Life remains crippled in occupied Kashmir on 66th day.

SRINAGAR (Web Desk) – In occupied Kashmir, normal life remains disrupted on the 66th day on Wednesday (today) in Kashmir Valley and Muslim majority areas of Jammu region due to strict military siege, Kashmir Media Service reported.

Amid continuous military lockdown, internet and mobile phone services are snapped, public transport is off the roads, and most business establishments are shut. Schools and offices continue to wear a deserted look.

On the other hand, as per industry experts, the ongoing lockdown has cost the region’s economy more than $1.4 bn in 2 months. A prominent Srinagar-based businessman, Mushtaq Ahmed Chaya, says that there are around 3,000 hotels in the Kashmir Valley and they are all empty. They have loans to pay off and daily expenses to bear, he added.

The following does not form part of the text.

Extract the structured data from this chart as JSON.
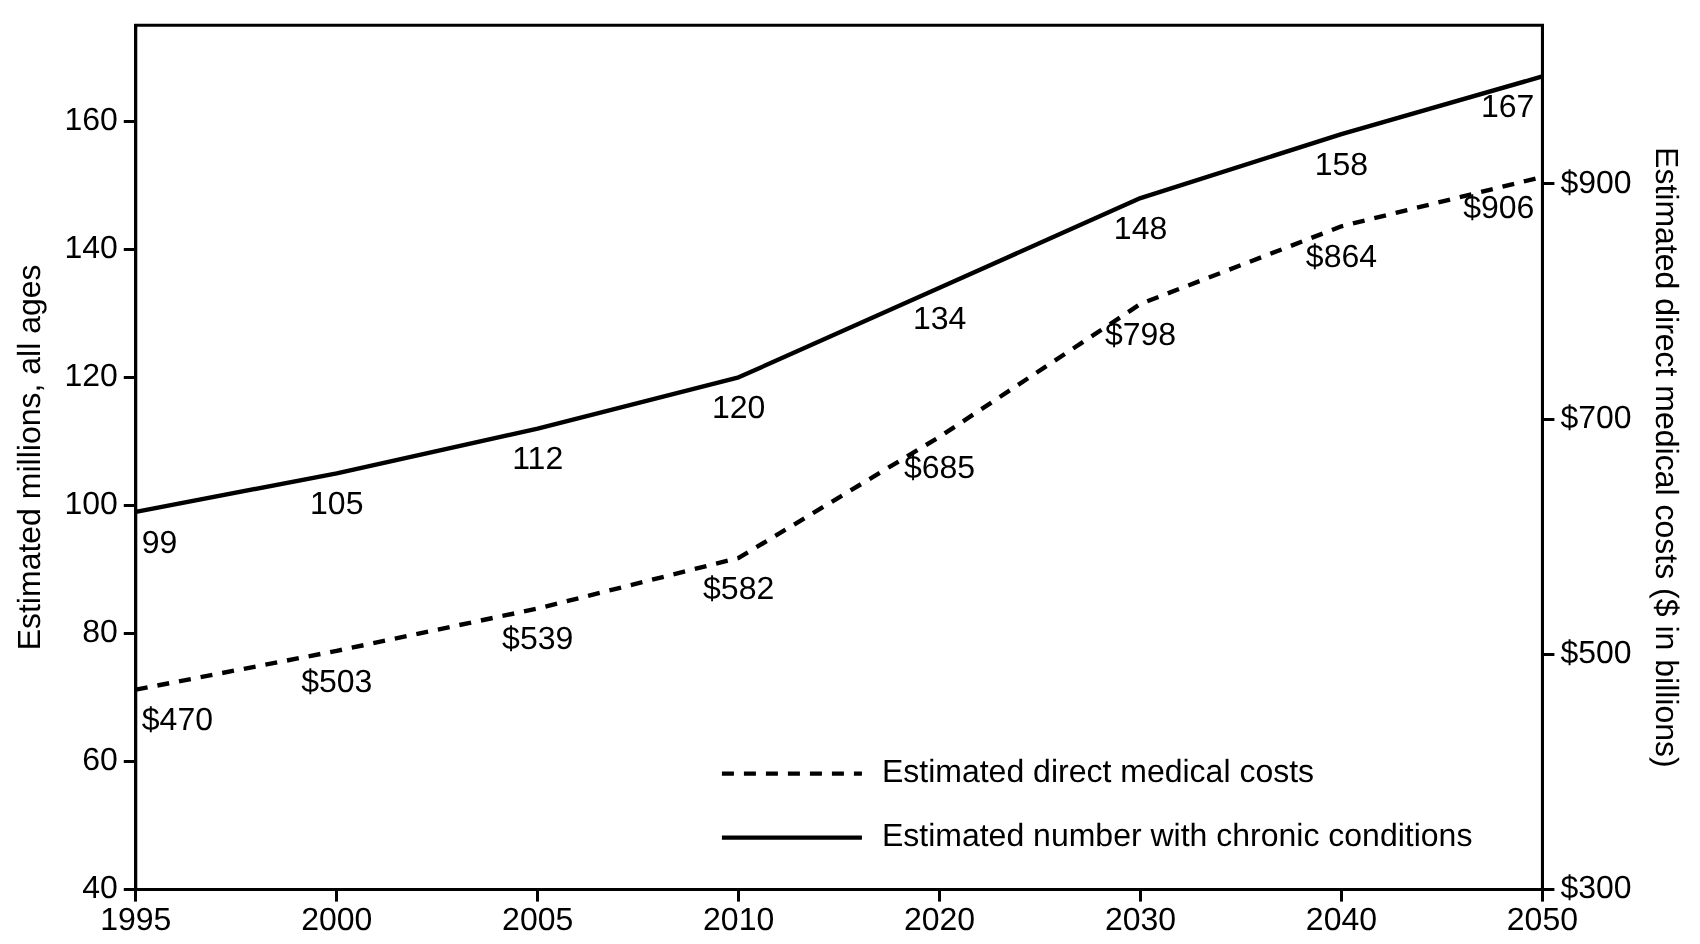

Srinagar’s almost 1,000 iconic houseboats have also been running empty. More than 50,000 jobs have been lost in the carpet industry alone.

Kashmir Valley’s famous apples are still waiting to be plucked from the trees because shops and cold storage units are shut and due to shortage of transport the apple growers also find it difficult to transport the apples outside the valley. If the situation continues through October, it will have devastating consequences, says an economic journalist, Masood Hussain.

Reports say that there is also a shortage of skilled labour in occupied Kashmir, as some 400,000 migrants have left since the lockdown began.

Residents of the Kashmir Valley have mocked Governor’s directive asking for lifting travel advisory which had dissuaded tourists from visiting the territory. They say who will want to come to Kashmir when even locals are finding it hard with curbs on all communication channels including the mobile phones and the internet.

On the other hand, powerful Democratic Senator Mark Warner, who is co-chair of the India Caucus in the US Senate, has said in a Tweet that he is disturbed by restrictions on communications and movement of people in occupied Kashmir, asking the Indian government to live up to democratic principles by allowing freedom of press, information and political participation.